For those who engage in active trading, doing so inside a deferred variable annuity can simplify an investor’s life in other ways as well. In addition to no longer having to worry about paying the current-year tax liability from trades, you won’t have to handle the tax recordkeeping and filing chore that goes with it. “You can focus on investing and adapting without considering tax implications,” says Tom Ewanich.

Some disadvantages

An important consideration when looking into a variable annuity as an investment vehicle is fees. A high-fee annuity can reduce the tax advantages, but the good news is that investors can now find annuities that keep costs low by removing special features, such as a guaranteed death benefit, that were once common in annuity products.

Additionally, when you have investments inside a deferred variable annuity that are at a loss, you won’t be able to “harvest” tax losses and use them to offset gains of $3,000 a year in ordinary income. Investment returns from a deferred variable annuity will not be taxed until you make a withdrawal, but the gains will be taxed at your ordinary income tax rate. That includes long-term capital gains, which, had they been generated in a taxable account, might have been taxed at the lower long-term capital gains rate.

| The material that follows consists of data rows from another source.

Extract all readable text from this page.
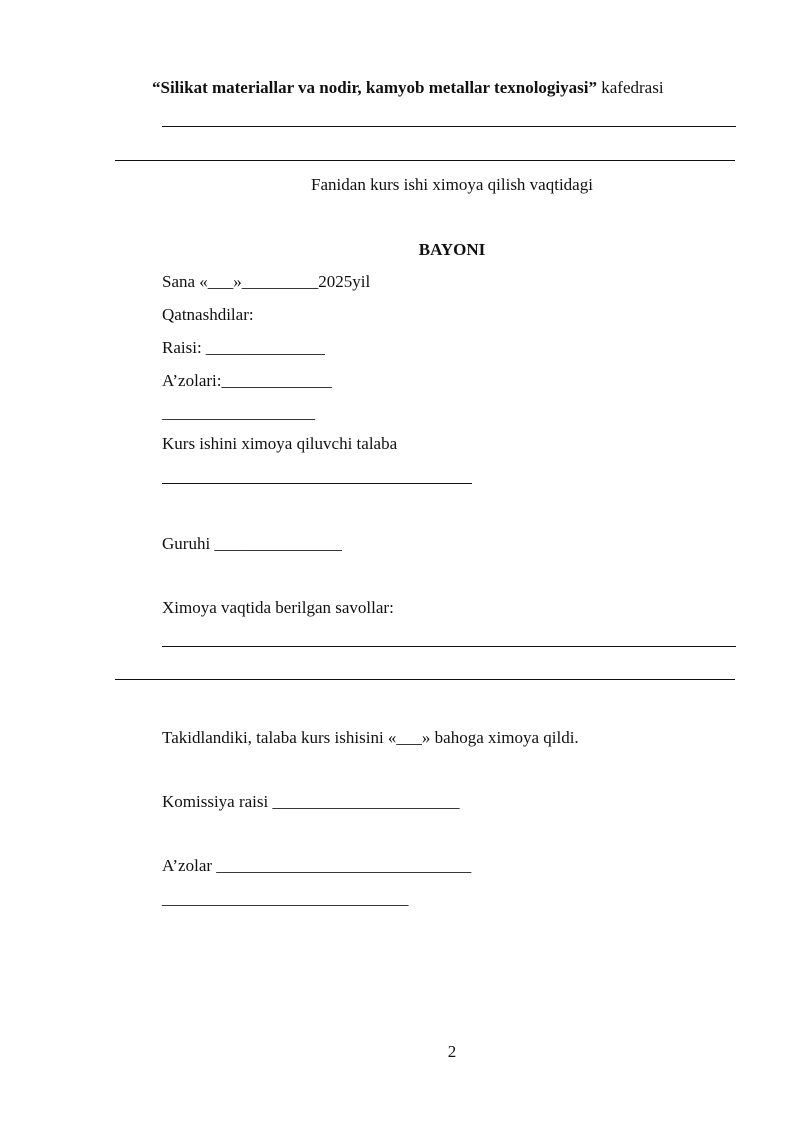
“Silikat materiallar va nodir, kamyob metallar texnologiyasi” kafedrasi
Fanidan kurs ishi ximoya qilish vaqtidagi
BAYONI
Sana «___»_________2025yil
Qatnashdilar:
Raisi: ______________
A’zolari:_____________
__________________
Kurs ishini ximoya qiluvchi talaba
Guruhi _______________
Ximoya vaqtida berilgan savollar:
Takidlandiki, talaba kurs ishisini «___» bahoga ximoya qildi.
Komissiya raisi ______________________
A’zolar ______________________________
_____________________________
2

The benefit of deferral may not be sufficient to offset the disadvantage of being taxed at a higher rate. For this reason, it’s important to give the assets sufficient time to grow tax deferred, 10 years or more as a general rule of thumb.

So, it’s best to give preference within the annuity to assets that generate investment income that would be taxed at ordinary income tax rates, or assets that are frequently traded or turned over and thus tend to generate short-term capital gains, rather than those that mostly tend to generate long-term capital gains.

Another consideration is liquidity. Assets in taxable accounts are generally accessible at any time, but annuities come with penalties for withdrawing earnings before age 59½. Because of this, it is best suited for those who don’t intend to use those assets before that age, or for those who are already at least 59½.

Finally, the available investment options within annuities are typically limited compared with those in taxable accounts, where you will usually find the widest array of investment options to choose from. If you pursue an annuity, try to find one that is low cost and offers options across all asset classes in which you will need to build your portfolio.

Making a decision

If you have a shorter time horizon, have not already reached the maximum contribution limits in your 401(k) or IRA, and/or your investment approach does not line up with the annuity's key advantages, a tax-deferred annuity may not be the solution for you. Be sure to consult an investment professional as you develop your plan.